Río Cuarto |

Se conocen los alegatos y la sentencia por el crimen de Claudia

Desde las 16 arrancan las exposiciones del fiscal, la defensa del acusado Sergio Medina y de la querella. Posteriormente, el tribunal, integrado por un jurado popular, darán a conocer el veredicto.

Llegó el día clave en el juicio por el crimen de Claudia Muñoz, ya que después de las 16 se producirán los alegatos del fiscal Julio Rivero, del abogado querellante y de la defensa de Medina. Luego de las exposiciones de las partes, los jurados populares y los tres jueces técnicos tienen la tarea de deliberar para dar a conocer su veredicto.

El proceso que se conduce en la Cámara Primera del Crimen arrancó el pasado lunes, y diversas personas al igual que peritos brindaron sus testimonios.

Ayer en la tercera audiencia, el tribunal y toda la sala se vieron sorprendidos por la confesión de un testigo que afirmó ver a otro sospechoso con la comerciante, antes del asesinato en su negocio.

Se trata de José Luis Salinas, quien sería la única persona que habría visto a un joven que entró junto a Claudia Muñoz la tarde que la mataron.

Nueva pista

Según contó el nuevo testigo, la tarde del 9 de mayo de 2017 estaba apostado en un pilar frente al negocio Mil Sol, propiedad de Claudia Muñoz, en San Martín al 2000.  Ahí, estaba esperando al mecánico que solía prepararle las motos de carrera, Orlando Albornoz, alias “Pachi”, quien tiene su taller justo al lado de la pilchería.

Salinas no pudo precisar el horario pero calculó que eran alrededor de las cuatro de la tarde, porque a esa hora solía visitar el taller.

En medio de la espera vio algo que le llamó la atención. “Un flaco en una bici montain bike se paró y empezó a mirar hacia adentro del negocio (Mil Sol). Estuvo un rato ahí y se fue. A los diez minutos, más o menos, la mujer (Claudia Muñoz) se cruza desde el gimnasio, se sube a su auto, un Fiat Uno, y se va.

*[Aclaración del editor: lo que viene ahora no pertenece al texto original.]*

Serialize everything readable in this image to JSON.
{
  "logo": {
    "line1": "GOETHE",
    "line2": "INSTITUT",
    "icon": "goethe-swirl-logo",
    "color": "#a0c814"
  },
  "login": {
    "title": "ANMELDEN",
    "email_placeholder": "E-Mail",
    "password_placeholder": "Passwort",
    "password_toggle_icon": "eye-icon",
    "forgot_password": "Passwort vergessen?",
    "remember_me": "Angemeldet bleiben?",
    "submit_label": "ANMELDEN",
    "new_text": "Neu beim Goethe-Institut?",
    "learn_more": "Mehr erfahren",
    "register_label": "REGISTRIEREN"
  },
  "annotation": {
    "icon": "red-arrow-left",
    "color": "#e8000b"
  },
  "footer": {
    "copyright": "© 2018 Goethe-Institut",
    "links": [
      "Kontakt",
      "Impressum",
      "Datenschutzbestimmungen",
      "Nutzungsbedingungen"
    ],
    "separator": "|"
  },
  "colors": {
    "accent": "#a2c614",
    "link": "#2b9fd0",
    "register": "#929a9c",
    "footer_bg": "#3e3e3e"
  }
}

Yo seguía esperando a Pachi y me quedé ahí”.

Acto seguido, dijo ver regresar al mismo muchacho, unos 5 o 10 minutos después. “Era un flaco, bastante alto, con el pelo enrulado tirando a rubio, vestía un jean blanco y remera también blanca, tenía la ropa sucia, como si saliera del trabajo”, describió Salinas.

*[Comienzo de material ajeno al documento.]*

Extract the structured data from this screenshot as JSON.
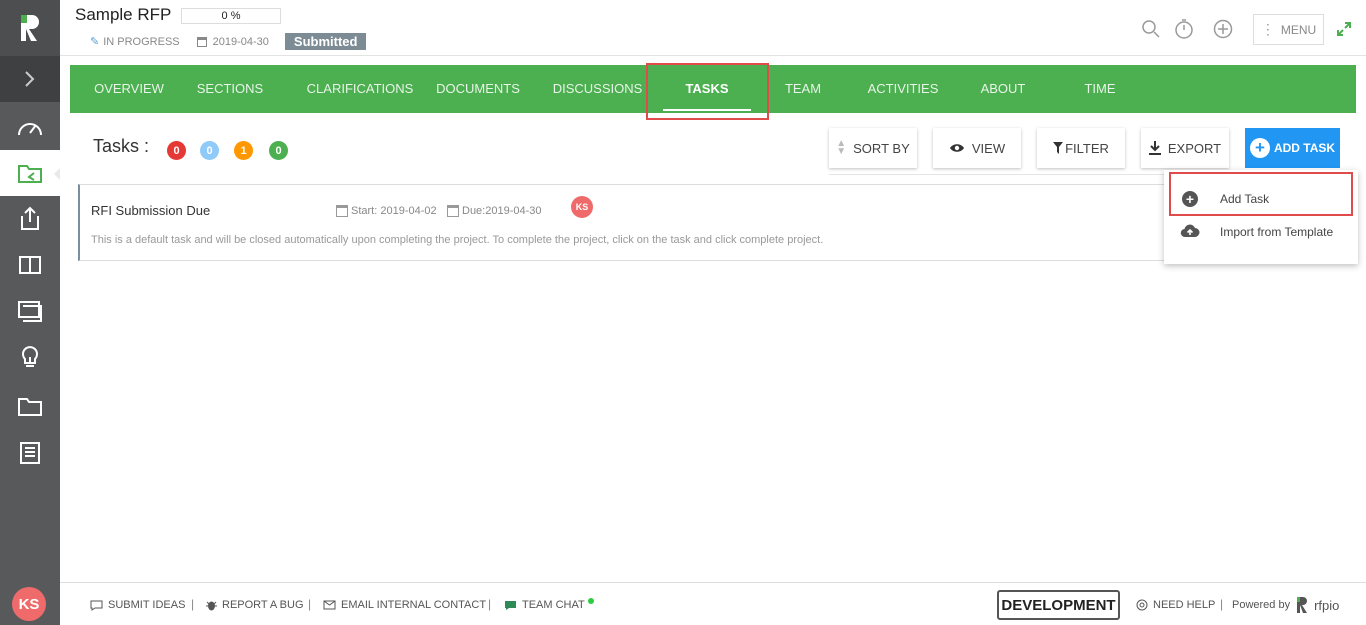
{
  "project": {
    "title": "Sample RFP",
    "progress": "0 %",
    "status": "IN PROGRESS",
    "due_date": "2019-04-30",
    "badge": "Submitted"
  },
  "header": {
    "menu_label": "MENU"
  },
  "tabs": [
    {
      "label": "OVERVIEW"
    },
    {
      "label": "SECTIONS"
    },
    {
      "label": "CLARIFICATIONS"
    },
    {
      "label": "DOCUMENTS"
    },
    {
      "label": "DISCUSSIONS"
    },
    {
      "label": "TASKS",
      "active": true
    },
    {
      "label": "TEAM"
    },
    {
      "label": "ACTIVITIES"
    },
    {
      "label": "ABOUT"
    },
    {
      "label": "TIME"
    }
  ],
  "toolbar": {
    "tasks_label": "Tasks :",
    "counts": [
      {
        "value": "0",
        "color": "#e53935"
      },
      {
        "value": "0",
        "color": "#90caf9"
      },
      {
        "value": "1",
        "color": "#ff9800"
      },
      {
        "value": "0",
        "color": "#4caf50"
      }
    ],
    "sort_label": "SORT BY",
    "view_label": "VIEW",
    "filter_label": "FILTER",
    "export_label": "EXPORT",
    "add_label": "ADD TASK"
  },
  "task": {
    "title": "RFI Submission Due",
    "start": "Start: 2019-04-02",
    "due": "Due:2019-04-30",
    "assignee_initials": "KS",
    "description": "This is a default task and will be closed automatically upon completing the project. To complete the project, click on the task and click complete project."
  },
  "dropdown": {
    "items": [
      {
        "label": "Add Task",
        "icon": "plus-circle-icon"
      },
      {
        "label": "Import from Template",
        "icon": "cloud-upload-icon"
      }
    ]
  },
  "sidebar": {
    "user_initials": "KS",
    "items": [
      "dashboard-icon",
      "projects-icon",
      "export-icon",
      "library-icon",
      "documents-icon",
      "ideas-icon",
      "folder-icon",
      "reports-icon"
    ]
  },
  "footer": {
    "submit_ideas": "SUBMIT IDEAS",
    "report_bug": "REPORT A BUG",
    "email_contact": "EMAIL INTERNAL CONTACT",
    "team_chat": "TEAM CHAT",
    "environment": "DEVELOPMENT",
    "need_help": "NEED HELP",
    "powered_by": "Powered by",
    "brand": "rfpio"
  },
  "colors": {
    "accent_green": "#4caf50",
    "primary_blue": "#2196f3",
    "sidebar_bg": "#58595b",
    "highlight_red": "#e04b4b"
  }
}
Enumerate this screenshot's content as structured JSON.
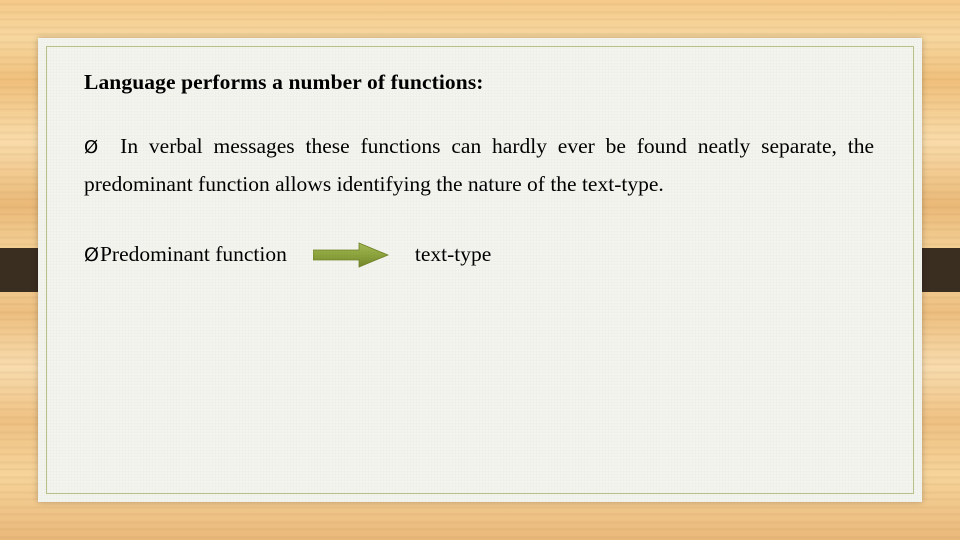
{
  "slide": {
    "heading": "Language performs a number of functions:",
    "bullet1": {
      "marker": "Ø",
      "text": "In verbal messages these functions can hardly ever be found neatly separate, the predominant function allows identifying the nature of the text-type."
    },
    "bullet2": {
      "marker": "Ø",
      "label_left": "Predominant function",
      "label_right": "text-type",
      "arrow_icon": "right-arrow-icon",
      "arrow_color": "#8aa03c"
    },
    "colors": {
      "card_background": "#f4f4ef",
      "card_border": "#b9c08a",
      "band": "#3a2e20",
      "text": "#000000"
    }
  }
}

Dijo que el hombre “de unos 27 años” se quedó esperando hasta que finalmente llegó Claudia Muñoz en su auto, hablaron algo a corta distancia y los dos entraron a la pilchería.

A los pocos minutos, el testigo decidió irse del lugar porque el mecánico no llegaba.

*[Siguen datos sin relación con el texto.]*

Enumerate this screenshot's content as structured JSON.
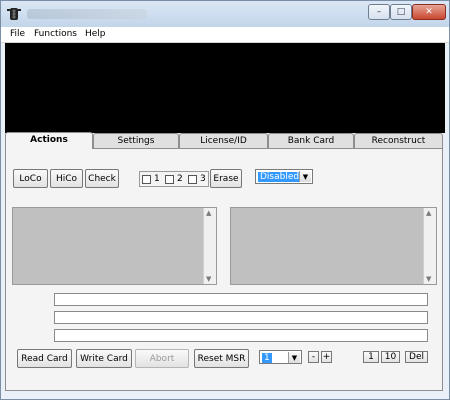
{
  "window": {
    "title_blurred": true
  },
  "titlebar": {
    "minimize": "–",
    "maximize": "□",
    "close": "✕"
  },
  "menu": {
    "file": "File",
    "functions": "Functions",
    "help": "Help"
  },
  "tabs": [
    "Actions",
    "Settings",
    "License/ID",
    "Bank Card",
    "Reconstruct"
  ],
  "actions": {
    "loco": "LoCo",
    "hico": "HiCo",
    "check": "Check",
    "tracks": [
      "1",
      "2",
      "3"
    ],
    "erase": "Erase",
    "erase_mode": "Disabled",
    "read_card": "Read Card",
    "write_card": "Write Card",
    "abort": "Abort",
    "reset_msr": "Reset MSR",
    "count_value": "1",
    "minus": "-",
    "plus": "+",
    "one": "1",
    "ten": "10",
    "del": "Del"
  },
  "icons": {
    "app": "traffic-light-icon"
  }
}
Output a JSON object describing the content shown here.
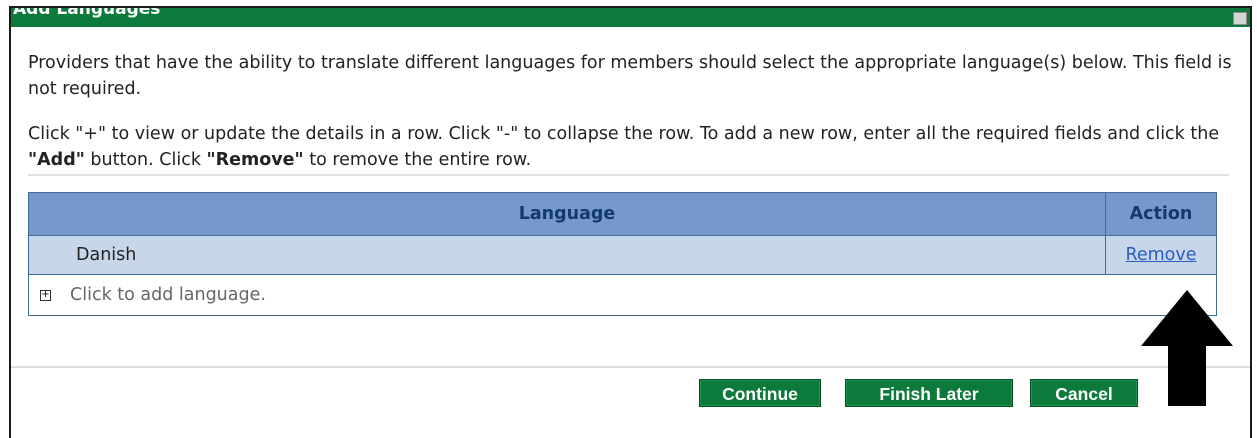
{
  "dialog": {
    "title": "Add Languages",
    "intro": "Providers that have the ability to translate different languages for members should select the appropriate language(s) below. This field is not required.",
    "instructions": {
      "part1": "Click \"+\" to view or update the details in a row. Click \"-\" to collapse the row. To add a new row, enter all the required fields and click the ",
      "add_bold": "\"Add\"",
      "part2": " button. Click ",
      "remove_bold": "\"Remove\"",
      "part3": " to remove the entire row."
    }
  },
  "table": {
    "headers": {
      "language": "Language",
      "action": "Action"
    },
    "rows": [
      {
        "language": "Danish",
        "action": "Remove"
      }
    ],
    "add_row_label": "Click to add language.",
    "add_row_icon": "plus-box-icon"
  },
  "buttons": {
    "continue": "Continue",
    "finish_later": "Finish Later",
    "cancel": "Cancel"
  },
  "colors": {
    "titlebar": "#0b7a3a",
    "header_bg": "#7699c9",
    "row_bg": "#c8d6ea",
    "button_bg": "#0b7a3a",
    "link": "#2a5dbd"
  }
}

Así, a escasas horas de que el jurado popular y los jueces Emma, García y Vaudagna deban decidir si envían  a prisión perpetua o absuelven a un hombre acusado de femicidio y ensañamiento, la nueva información pone en riesgo todo el andamiaje investigativo.

Cabe recordar que en la segunda audiencia, el ex jefe de Investigaciones, Gustavo Oyarzábal fue citado como testigo por el jurado para que narrara qué lo hizo sospechar de Sergio Medina.

“Esto fue algo pasional y cometido por una persona conocida”, había vertido el ex funcionario policial detenido hace más de una año por la causa de narcolavado.

Oyarzabal sostuvo que fue su primera conclusión, hipótesis que a su criterio se vio corroborada cuando las sospechas recayeron en el albañil de Las Albahacas, un antiguo cliente de Claudia Muñoz.